La Westdeutscher Rundfunk (WDR) abrió en 1951 su Studio für elektronische Musik en Colonia, la primera instalación de este tipo alojada dentro de una radiodifusora en el mundo. Su función era generar sonido a partir de fuentes puramente electrónicas (generadores de onda senoidal, filtros, manipulación de cinta) en lugar de grabar instrumentos acústicos. Karlheinz Stockhausen se incorporó en 1953 y pasó la siguiente década convirtiendo osciladores y bucles de cinta en composición. Su pieza de 1956, «Gesang der Jünglinge», combina la voz de un niño con tono electrónico puro, construida enteramente en ese estudio de Colonia, y sigue siendo un punto de referencia para cualquiera que haya superpuesto un vocal cortado sobre un pad sintetizado.
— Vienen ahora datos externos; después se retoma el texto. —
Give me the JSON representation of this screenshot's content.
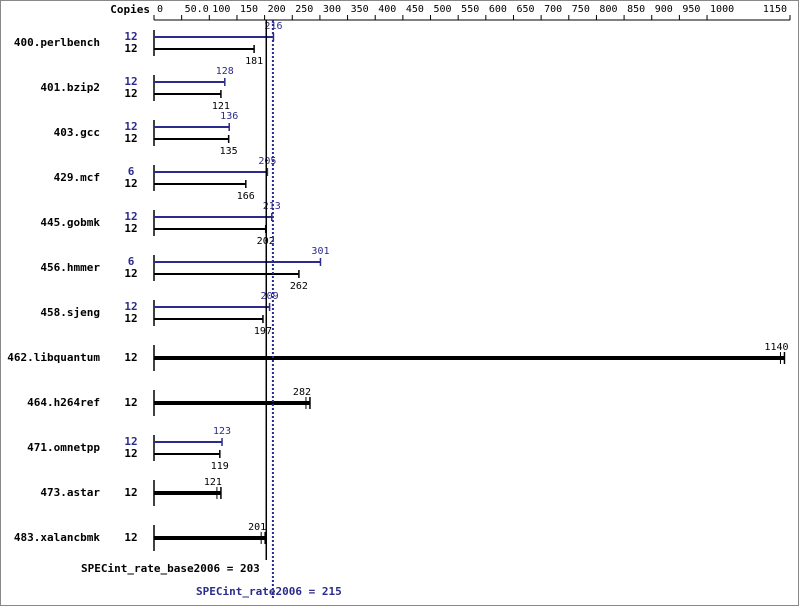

Esto era música de concierto de vanguardia, no música de baile, pero el método (construir una pieza a partir de sonido generado y procesado en vez de tocado) es el mismo que usa hoy un productor.
¿Cómo llegaron los métodos del estudio a una banda de rock de Colonia?
La conexión no es especulativa. Holger Czukay e Irmin Schmidt, que fundaron Can en Colonia en 1968, habían estudiado composición con Stockhausen. Czukay, a su vez, introdujo al ingeniero Conny Plank, ya familiarizado con la cultura de estudio de la WDR, en ese mismo círculo. Plank se convirtió en el tejido conector de la década siguiente: produjo los primeros discos de Can, luego dio forma a los cuatro primeros álbumes de Kraftwerk, y más tarde trabajó con Neu! y Cluster. El hilo que va de un estudio de cinta académico a una escena de rock y electrónica underground pasa por personas concretas que trabajaron juntas, no por un vago «sonido alemán».
¿Por qué importa tanto Kraftwerk para el house y el techno?
Kraftwerk construyó su propio estudio Kling Klang en Düsseldorf desde 1970 y, en discos que van de Autobahn (1974) a Trans-Europe Express (1977) y Computer World (1981), convirtió la composición electrónica en estructura repetible y bailable: pulso, secuencia, groove. Ese giro, del estudio como laboratorio al estudio como instrumento rítmico, es justo lo que Detroit captó. Juan Atkins ha contado que escuchó a Kraftwerk por primera vez en la radio de Detroit gracias al DJ Electrifying Mojo, junto a George Clinton y Parliament-Funkadelic, y describe el desarrollo electrónico de Detroit como algo «básicamente paralelo» a lo que ocurría en Alemania, más que una simple copia. Derrick May lo resumió sin rodeos cuando Kraftwerk tocó en Detroit en 2015, al describir el sonido del techno local como «George Clinton y Kraftwerk atrapados en un ascensor, con un secuenciador como única compañía».
«George Clinton y Kraftwerk atrapados en un ascensor, con un secuenciador como única compañía.», Derrick May, sobre el sonido del techno de Detroit
Así es el linaje: el laboratorio de una radiodifusora en 1951, una década de experimentos en cinta firmados por un compositor, una banda de rock de Colonia formada por sus antiguos alumnos, el ingeniero que la conectó con Kraftwerk, y un estudio de Düsseldorf cuyo pulso secuenciado cruzó el Atlántico en una emisión de radio nocturna. Nada de esto era inevitable, y nada ocurrió en un solo estudio o una sola ciudad. Ocurrió porque personas concretas siguieron trabajando juntas.